On his last Fourth of July in uniform before becoming the new CIA director, Gen. David Petraeus said that come fall, more special forces, intelligence, surveillance, air power will be concentrated in areas along Afghanistan’s rugged eastern border with Pakistan. There will be substantially more Afghan boots on the ground in the east and perhaps a small number of extra coalition forces too.
“There could be some small (coalition) forces that will move, but this is about shifting helicopters — lift and attack. It’s about shifting close-air support. It’s about shifting, above all, intelligence, surveillance and recognizance assets,” he said in interviews with The Associated Press and three other news outlets.
The U.S.-led coalition has concentrated most of its troops and attention in Helmand and Kandahar provinces in southern Afghanistan. That’s where the majority of the more than 30,000 U.S. reinforcements were deployed last year. They have made gains in clearing the territory and now are trying to hold it as the Afghan authorities and international donors rush in with plans for development and better governance.
However, the civilian effort in the south has lagged behind the progress on the battlefield and the fight continues.
According to an Associated Press tally, 26 of the 65 international troops, including Americans, who died in Afghanistan last month, were killed in Helmand where the coalition is now pushing north into other hotbeds of insurgents.

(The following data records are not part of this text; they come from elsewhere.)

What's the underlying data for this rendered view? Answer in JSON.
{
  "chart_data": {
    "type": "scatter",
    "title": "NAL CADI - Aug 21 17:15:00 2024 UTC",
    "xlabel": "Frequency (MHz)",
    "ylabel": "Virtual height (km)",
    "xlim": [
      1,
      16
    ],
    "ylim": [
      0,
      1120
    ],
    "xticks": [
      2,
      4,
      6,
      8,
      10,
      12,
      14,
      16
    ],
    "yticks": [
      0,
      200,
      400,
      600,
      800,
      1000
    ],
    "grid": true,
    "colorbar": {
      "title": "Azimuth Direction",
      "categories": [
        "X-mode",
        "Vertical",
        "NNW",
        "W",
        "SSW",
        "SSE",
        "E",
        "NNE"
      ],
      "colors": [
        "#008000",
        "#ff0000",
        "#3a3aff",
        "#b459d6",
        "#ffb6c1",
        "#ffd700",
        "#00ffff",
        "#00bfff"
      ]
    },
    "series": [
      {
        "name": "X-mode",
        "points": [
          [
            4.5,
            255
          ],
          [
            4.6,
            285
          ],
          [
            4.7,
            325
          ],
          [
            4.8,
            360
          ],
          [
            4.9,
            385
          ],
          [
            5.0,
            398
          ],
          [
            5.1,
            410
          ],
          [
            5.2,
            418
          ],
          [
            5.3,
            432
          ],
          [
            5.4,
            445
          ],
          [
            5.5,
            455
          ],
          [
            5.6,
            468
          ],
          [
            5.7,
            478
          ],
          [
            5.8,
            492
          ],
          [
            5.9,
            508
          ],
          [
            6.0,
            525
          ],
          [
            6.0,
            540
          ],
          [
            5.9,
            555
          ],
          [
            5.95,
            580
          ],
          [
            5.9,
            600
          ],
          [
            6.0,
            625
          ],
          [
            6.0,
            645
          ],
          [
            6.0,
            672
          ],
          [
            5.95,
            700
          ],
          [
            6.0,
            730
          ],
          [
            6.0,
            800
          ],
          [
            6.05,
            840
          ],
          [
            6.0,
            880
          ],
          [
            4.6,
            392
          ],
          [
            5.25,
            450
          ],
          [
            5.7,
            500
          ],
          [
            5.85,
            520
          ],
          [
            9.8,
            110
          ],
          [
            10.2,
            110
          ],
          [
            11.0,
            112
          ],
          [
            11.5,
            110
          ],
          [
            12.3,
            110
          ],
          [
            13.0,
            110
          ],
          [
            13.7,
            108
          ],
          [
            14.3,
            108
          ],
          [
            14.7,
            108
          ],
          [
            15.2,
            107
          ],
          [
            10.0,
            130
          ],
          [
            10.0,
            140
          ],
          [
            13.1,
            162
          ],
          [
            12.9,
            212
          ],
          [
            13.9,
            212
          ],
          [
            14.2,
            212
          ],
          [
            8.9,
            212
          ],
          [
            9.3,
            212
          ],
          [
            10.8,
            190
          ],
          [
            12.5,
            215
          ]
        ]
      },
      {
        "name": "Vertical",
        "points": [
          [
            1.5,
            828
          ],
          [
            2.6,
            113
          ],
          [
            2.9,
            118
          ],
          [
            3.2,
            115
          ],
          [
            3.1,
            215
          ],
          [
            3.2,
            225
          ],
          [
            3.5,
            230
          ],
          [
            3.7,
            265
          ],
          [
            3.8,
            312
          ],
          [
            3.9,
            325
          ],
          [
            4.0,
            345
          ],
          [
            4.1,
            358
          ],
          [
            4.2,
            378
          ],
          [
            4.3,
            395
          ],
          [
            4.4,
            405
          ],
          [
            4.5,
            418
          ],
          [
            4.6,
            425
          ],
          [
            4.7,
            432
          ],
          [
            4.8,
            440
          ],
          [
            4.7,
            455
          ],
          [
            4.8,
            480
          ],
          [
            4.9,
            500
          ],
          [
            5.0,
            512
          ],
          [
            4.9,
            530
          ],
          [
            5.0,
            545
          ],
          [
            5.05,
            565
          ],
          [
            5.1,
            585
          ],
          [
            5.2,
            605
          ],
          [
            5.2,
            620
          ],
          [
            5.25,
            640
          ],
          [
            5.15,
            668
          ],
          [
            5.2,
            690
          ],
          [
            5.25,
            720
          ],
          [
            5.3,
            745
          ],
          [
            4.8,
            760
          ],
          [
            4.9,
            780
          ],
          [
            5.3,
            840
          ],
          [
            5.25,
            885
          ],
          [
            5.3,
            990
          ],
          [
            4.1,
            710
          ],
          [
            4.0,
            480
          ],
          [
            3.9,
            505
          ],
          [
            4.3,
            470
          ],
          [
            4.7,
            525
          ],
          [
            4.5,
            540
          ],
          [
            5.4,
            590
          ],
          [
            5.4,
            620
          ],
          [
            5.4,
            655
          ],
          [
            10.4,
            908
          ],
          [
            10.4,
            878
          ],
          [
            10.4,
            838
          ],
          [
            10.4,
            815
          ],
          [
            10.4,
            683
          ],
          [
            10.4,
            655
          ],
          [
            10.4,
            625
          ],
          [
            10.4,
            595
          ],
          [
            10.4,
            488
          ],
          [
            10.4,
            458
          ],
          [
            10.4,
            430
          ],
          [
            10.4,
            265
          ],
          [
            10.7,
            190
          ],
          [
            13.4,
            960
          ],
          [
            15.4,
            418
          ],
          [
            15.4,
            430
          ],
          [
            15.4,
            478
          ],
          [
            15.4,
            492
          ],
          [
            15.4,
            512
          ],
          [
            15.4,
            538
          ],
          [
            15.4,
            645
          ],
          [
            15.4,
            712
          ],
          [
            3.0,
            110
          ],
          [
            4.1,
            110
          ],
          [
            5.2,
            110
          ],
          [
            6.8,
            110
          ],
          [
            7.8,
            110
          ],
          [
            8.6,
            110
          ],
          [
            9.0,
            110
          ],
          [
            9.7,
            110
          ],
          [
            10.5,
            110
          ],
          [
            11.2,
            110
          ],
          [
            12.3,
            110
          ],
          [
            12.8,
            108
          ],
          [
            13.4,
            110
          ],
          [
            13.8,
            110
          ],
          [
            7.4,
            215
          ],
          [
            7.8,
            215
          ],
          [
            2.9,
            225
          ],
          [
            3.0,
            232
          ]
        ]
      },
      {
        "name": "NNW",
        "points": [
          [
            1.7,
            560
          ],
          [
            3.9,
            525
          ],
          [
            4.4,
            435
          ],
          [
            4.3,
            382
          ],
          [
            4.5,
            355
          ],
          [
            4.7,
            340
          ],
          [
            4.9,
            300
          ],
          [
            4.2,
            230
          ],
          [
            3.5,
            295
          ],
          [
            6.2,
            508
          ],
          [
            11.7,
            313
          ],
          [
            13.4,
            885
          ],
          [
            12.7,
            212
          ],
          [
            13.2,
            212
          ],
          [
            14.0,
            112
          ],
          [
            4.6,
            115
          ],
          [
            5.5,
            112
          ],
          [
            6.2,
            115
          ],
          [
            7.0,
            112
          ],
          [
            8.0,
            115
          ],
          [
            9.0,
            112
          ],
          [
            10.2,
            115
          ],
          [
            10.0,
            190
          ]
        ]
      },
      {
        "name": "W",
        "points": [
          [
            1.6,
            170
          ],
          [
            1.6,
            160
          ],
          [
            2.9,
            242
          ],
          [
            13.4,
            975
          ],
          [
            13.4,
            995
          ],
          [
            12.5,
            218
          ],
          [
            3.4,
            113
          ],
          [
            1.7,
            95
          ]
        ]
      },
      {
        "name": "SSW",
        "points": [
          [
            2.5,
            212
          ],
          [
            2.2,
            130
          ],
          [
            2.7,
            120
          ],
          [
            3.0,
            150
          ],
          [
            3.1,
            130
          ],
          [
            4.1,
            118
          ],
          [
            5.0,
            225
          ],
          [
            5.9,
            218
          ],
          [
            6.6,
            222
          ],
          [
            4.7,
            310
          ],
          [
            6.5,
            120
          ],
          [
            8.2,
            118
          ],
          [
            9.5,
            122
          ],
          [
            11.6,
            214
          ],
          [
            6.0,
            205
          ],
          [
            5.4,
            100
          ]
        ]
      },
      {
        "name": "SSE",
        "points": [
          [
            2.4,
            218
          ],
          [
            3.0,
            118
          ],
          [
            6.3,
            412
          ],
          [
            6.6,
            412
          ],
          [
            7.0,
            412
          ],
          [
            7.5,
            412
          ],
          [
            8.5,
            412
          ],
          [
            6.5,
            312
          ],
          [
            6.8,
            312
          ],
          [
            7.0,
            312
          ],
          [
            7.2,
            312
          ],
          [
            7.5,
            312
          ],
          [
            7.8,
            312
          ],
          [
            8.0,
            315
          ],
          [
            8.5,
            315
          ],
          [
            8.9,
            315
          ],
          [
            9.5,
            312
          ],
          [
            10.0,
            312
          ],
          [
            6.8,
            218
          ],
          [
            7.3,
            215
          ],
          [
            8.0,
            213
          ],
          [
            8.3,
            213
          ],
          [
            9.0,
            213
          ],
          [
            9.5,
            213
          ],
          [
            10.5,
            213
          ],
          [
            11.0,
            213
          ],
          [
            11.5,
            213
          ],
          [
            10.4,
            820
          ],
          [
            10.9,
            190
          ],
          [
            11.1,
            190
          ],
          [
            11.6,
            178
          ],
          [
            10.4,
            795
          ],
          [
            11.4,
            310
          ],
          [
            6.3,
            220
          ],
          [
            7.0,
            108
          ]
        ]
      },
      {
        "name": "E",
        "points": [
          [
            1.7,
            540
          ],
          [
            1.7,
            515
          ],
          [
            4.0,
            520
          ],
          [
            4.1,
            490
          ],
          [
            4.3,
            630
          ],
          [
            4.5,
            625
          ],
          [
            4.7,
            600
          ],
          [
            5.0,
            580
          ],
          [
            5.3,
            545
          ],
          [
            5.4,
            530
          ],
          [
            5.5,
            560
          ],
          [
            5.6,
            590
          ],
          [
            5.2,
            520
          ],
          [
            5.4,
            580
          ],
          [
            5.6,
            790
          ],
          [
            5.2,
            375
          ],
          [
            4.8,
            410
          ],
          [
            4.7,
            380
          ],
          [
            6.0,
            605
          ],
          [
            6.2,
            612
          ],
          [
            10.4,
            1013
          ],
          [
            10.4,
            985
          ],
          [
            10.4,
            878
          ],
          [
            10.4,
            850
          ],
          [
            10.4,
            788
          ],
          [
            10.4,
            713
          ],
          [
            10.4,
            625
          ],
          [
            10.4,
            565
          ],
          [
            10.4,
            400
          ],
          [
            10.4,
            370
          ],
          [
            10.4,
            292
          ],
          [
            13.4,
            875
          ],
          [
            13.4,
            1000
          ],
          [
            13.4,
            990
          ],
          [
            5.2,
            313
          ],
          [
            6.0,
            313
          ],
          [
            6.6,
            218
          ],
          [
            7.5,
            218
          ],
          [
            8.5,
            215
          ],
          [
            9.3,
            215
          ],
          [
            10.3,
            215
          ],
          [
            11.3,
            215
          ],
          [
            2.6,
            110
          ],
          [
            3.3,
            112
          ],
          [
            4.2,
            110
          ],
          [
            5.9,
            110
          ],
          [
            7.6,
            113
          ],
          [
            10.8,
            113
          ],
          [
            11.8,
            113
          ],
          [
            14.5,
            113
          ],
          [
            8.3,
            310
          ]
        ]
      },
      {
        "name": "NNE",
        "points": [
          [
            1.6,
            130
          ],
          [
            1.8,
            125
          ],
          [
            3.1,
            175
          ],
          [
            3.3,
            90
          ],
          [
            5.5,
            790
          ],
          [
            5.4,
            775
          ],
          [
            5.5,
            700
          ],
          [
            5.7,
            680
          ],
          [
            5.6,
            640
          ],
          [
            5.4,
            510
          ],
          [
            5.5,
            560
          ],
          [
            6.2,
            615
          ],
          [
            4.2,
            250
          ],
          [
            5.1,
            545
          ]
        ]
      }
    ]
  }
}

Five others were killed in neighboring Kandahar, the birthplace of the Taliban insurgency.
“The priority has been central Helmand province and Kandahar,” Petraeus said. “We have made significant progress there. ... It remains a tough fight because the enemy wants to come back and try to regain the momentum the Taliban had until we took it away sometime last fall.”
“We intend to hang on to those areas and solidify that progress and transition, increasingly, to a greater Afghan presence.”